Alex Mingoi 22 Oct 06

“Newspaper subscriptions aren’t down simply because of the internet, bad writing, and bias,”

That IS exactly why newspaper subscriptions are down, the comment actually suggests we don’t read newspapers because the ads bore us!? Just more proof that old media is way behind and disconnected from reality. Why read the paper when you have the internet, or you already pay for TV?

Paul 23 Oct 06

Newspapers have become little more than printed RSS feeds from the AP and Reuters. Why not skip the middleman?
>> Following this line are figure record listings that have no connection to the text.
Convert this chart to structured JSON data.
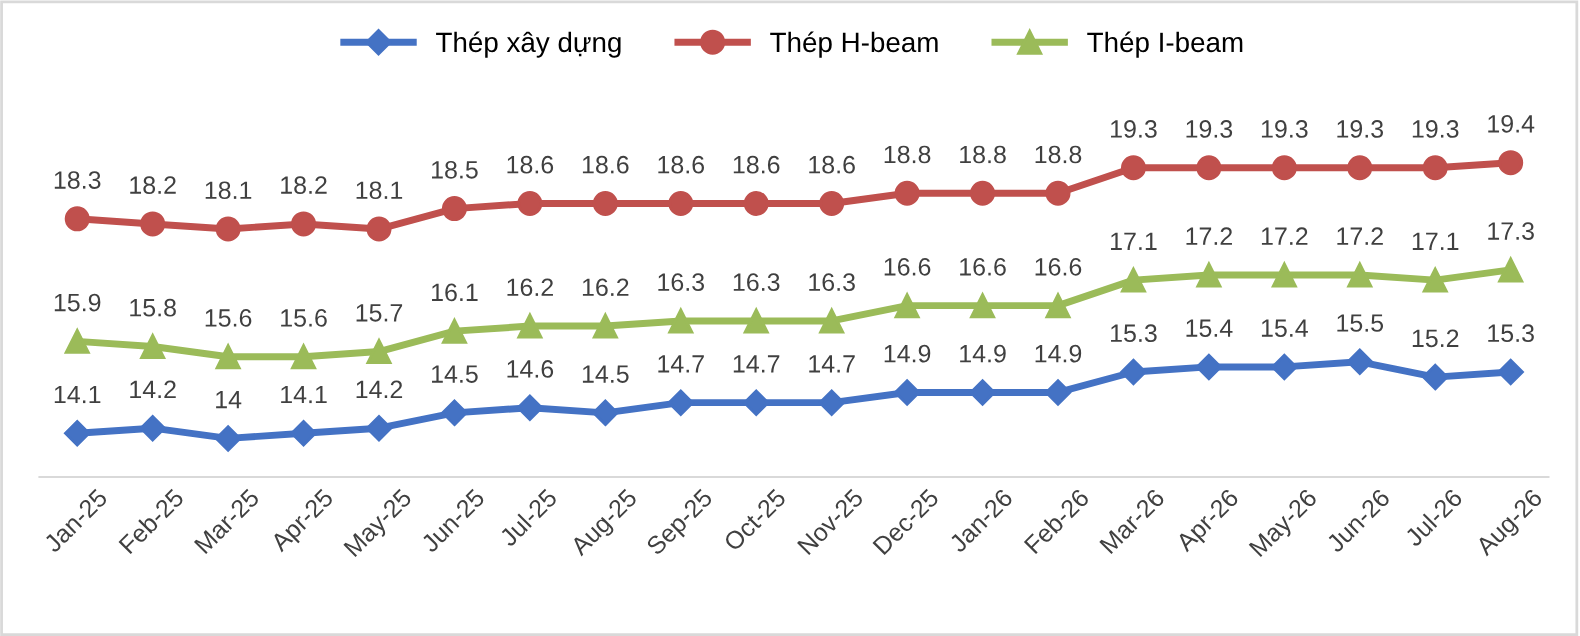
{
  "chart_data": {
    "type": "line",
    "categories": [
      "Jan-25",
      "Feb-25",
      "Mar-25",
      "Apr-25",
      "May-25",
      "Jun-25",
      "Jul-25",
      "Aug-25",
      "Sep-25",
      "Oct-25",
      "Nov-25",
      "Dec-25",
      "Jan-26",
      "Feb-26",
      "Mar-26",
      "Apr-26",
      "May-26",
      "Jun-26",
      "Jul-26",
      "Aug-26"
    ],
    "series": [
      {
        "name": "Thép xây dựng",
        "color": "#4472c4",
        "marker": "diamond",
        "values": [
          14.1,
          14.2,
          14,
          14.1,
          14.2,
          14.5,
          14.6,
          14.5,
          14.7,
          14.7,
          14.7,
          14.9,
          14.9,
          14.9,
          15.3,
          15.4,
          15.4,
          15.5,
          15.2,
          15.3
        ]
      },
      {
        "name": "Thép H-beam",
        "color": "#c0504d",
        "marker": "circle",
        "values": [
          18.3,
          18.2,
          18.1,
          18.2,
          18.1,
          18.5,
          18.6,
          18.6,
          18.6,
          18.6,
          18.6,
          18.8,
          18.8,
          18.8,
          19.3,
          19.3,
          19.3,
          19.3,
          19.3,
          19.4
        ]
      },
      {
        "name": "Thép I-beam",
        "color": "#9bbb59",
        "marker": "triangle",
        "values": [
          15.9,
          15.8,
          15.6,
          15.6,
          15.7,
          16.1,
          16.2,
          16.2,
          16.3,
          16.3,
          16.3,
          16.6,
          16.6,
          16.6,
          17.1,
          17.2,
          17.2,
          17.2,
          17.1,
          17.3
        ]
      }
    ],
    "tick_labels": "x",
    "data_labels": true,
    "legend": "top",
    "grid": false,
    "line_style": "solid"
  }
}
The true journalism, where facts are gathered and interpreted in the search for truth, has been eliminated in the search for profits.

Flipper 23 Oct 06

I agree with Paul about AP and Reuters. But note that it is not limited to newspapers—ever notice how many online news sites parrot the same AP/Reuters sources? Or how many times an online source posts a story so quickly they haven’t got their facts straight and they spend the rest of the day correcting their story? Sigh. Welcome to the age of pool journalism (I like talking about the state of journalism today but I think we’re straying a bit from the original topic).

Search Engines WEB 30 Oct 06

These innovative ads are more aesthetically pleasing – but as newspapers (in there limited way) are trying to innovate to remain competative …..

...Websites are also getting more innovative – by using Dynamic 3-D Flash ads that appear then disappear – as well as embedded flash movies with Audio

Can anyone imagine by the end of this decade – what the strategies will be like?

Patrick B 13 Nov 06

Typically alot of commentary here is eek Adverstising bad, advertising obtrusive.

I have an idea, pay for all your content.

The minute people were paying $800 a month on cable they will be screaming to have ads back and the DVRs gone.

I have yet to see where with they ads they are “changing” the content to make you think better about the advertiser.

If the newspaper and advertiser agree to run an ad that you find obtrusive discontinue supporting their product, but until such time as you do just that or you are willing to cover the cost of the paper paying all its employees to distribute information to you, which you can imagine will be much more than 50 cents a day a $1.50 on Sundays, come up with and deliver customercentric solutions.